Come funziona in breve l’app
Dopo aver installato l’app, l’utente avrà a disposizione una serie di pasti disponibili nelle vicinanze. Una volta effettuata la scelta, all’utente sarà inviata una ricevuta, grazie alla quale, recandosi nel negozio scelto, sarà possibile ritirare il pasto. Di grande impatto, è senz’altro la “magic bag”, il cui costo varia dai 2 ai 5 euro, contenente un pasto a sorpresa del valore economico che va dai 10 ai 15 euro. In questa maniera, oltre l’effetto sorpresa, si acquista del cibo di un valore tre volte superiore al costo che si è sostenuto. Particolare attenzione anche per ciò che concerne l’imballaggio, se l’app intende infatti, ridurre lo spreco alimentare, vuole anche dare man forte alle problematiche ambientali, di fatto, la compagnia incoraggia e suggerisce che i venditori permettano ai clienti di portare i propri contenitori, anche se tale green solution dipende dal ristorante e dal pasto che si è scelto. Nel caso l’imballaggio debba essere ad opera del ristoratore, Too Good to go, garantisce imballaggi fatti con carta kraft (carta riciclata e riciclabile al 100%).

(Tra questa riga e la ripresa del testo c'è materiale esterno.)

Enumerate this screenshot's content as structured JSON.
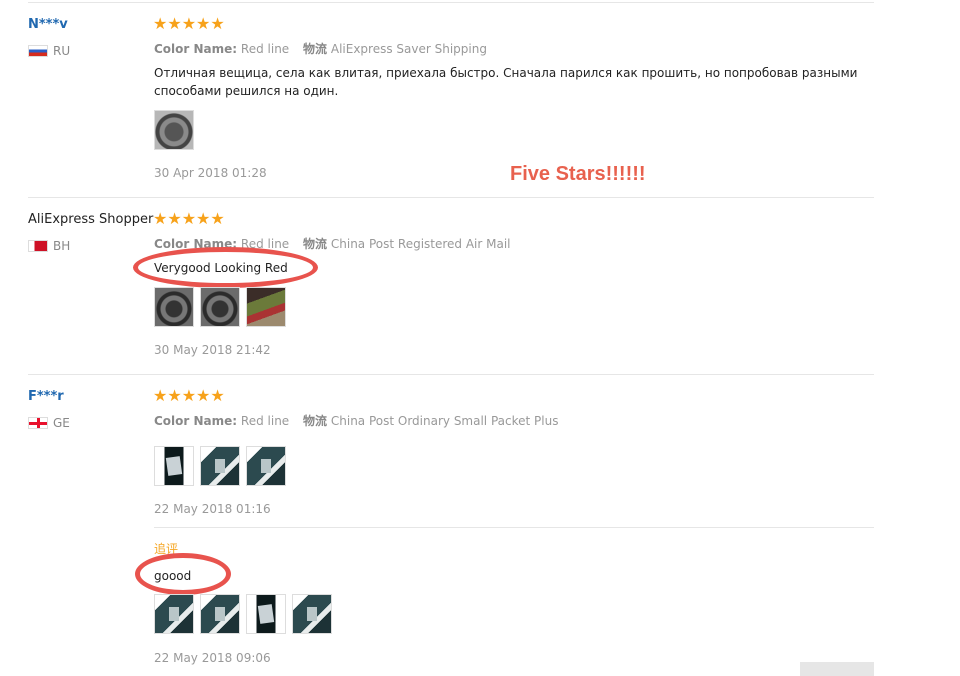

Lo spreco di cibo in numeri
Sperperare il cibo non è solo una questione etica o economica, sprecarlo, infatti, porta ad un esaurimento considerevole delle risorse naturali, già limitate del nostro pianeta. Lo spreco di cibo ha un costo stimato di circa mille miliardi di euro. Solo in Europa lo spreco alimentare è di circa 88 milioni di tonnellate all’anno co una perdita di circa 143 miliardi di euro.
Nel 2050 secondo le stime, ci sarà un aumento di 2.3 miliardi di persone sul pianeta, tale incremento richiederà un aumento della produzione di alimenti pari al 70% in tutto il mondo.
Gli effetti sul pianeta
Per produrre cibo, occorrono risorse. Tali risorse, impiegate nella produzione di cibo che sarà gettato via, saranno di fatto sprecate senza motivo. Basti pensare che circa il 70% dell’acqua dolce di tutto il mondo, viene utilizzata per la coltivazione dei campi, circa il 25% serve a coltivare cibo che sarà cestinato. Tra le maggiori cause della “water footprint” (impronta idrica), deriva dallo spreco di cibo tra cui carne, cereali e frutta.
Anche il terreno soffre a causa della cosiddetta “agricoltura intensiva”. I campi con tale pratica, sono usati fino allo stremo delle forze, non rimanendo mai incolto, causando una considerevole infertilità del terreno stesso. Di questo passo, si forzeranno i coltivatori nell’uso di fertilizzanti ed elementi sintetici, i quali renderanno i prodotti non certamente sani e buoni come quelli di una volta.
C’è da sottolineare, inoltre, il fine ultimo del cibo gettato via. Gli scarti, infatti, vengono portati in discarica nelle quali subiranno una decomposizione anaerobica, generando i cosiddetti gas serra. La “carbon footprint”, ovvero le emissioni di CO2 nell’atmosfera derivante dallo spreco del cibo, è stata stimata intorno alle 3.3 tonnellate all’anno.
Grossi problemi anche per ciò che concerne il mare. Nel 2050, probabilmente i nostri oceani saranno vuoti a causa di una pesca frenetica, la quale non lascia il tempo agli oceani di ripopolarsi in modo efficace.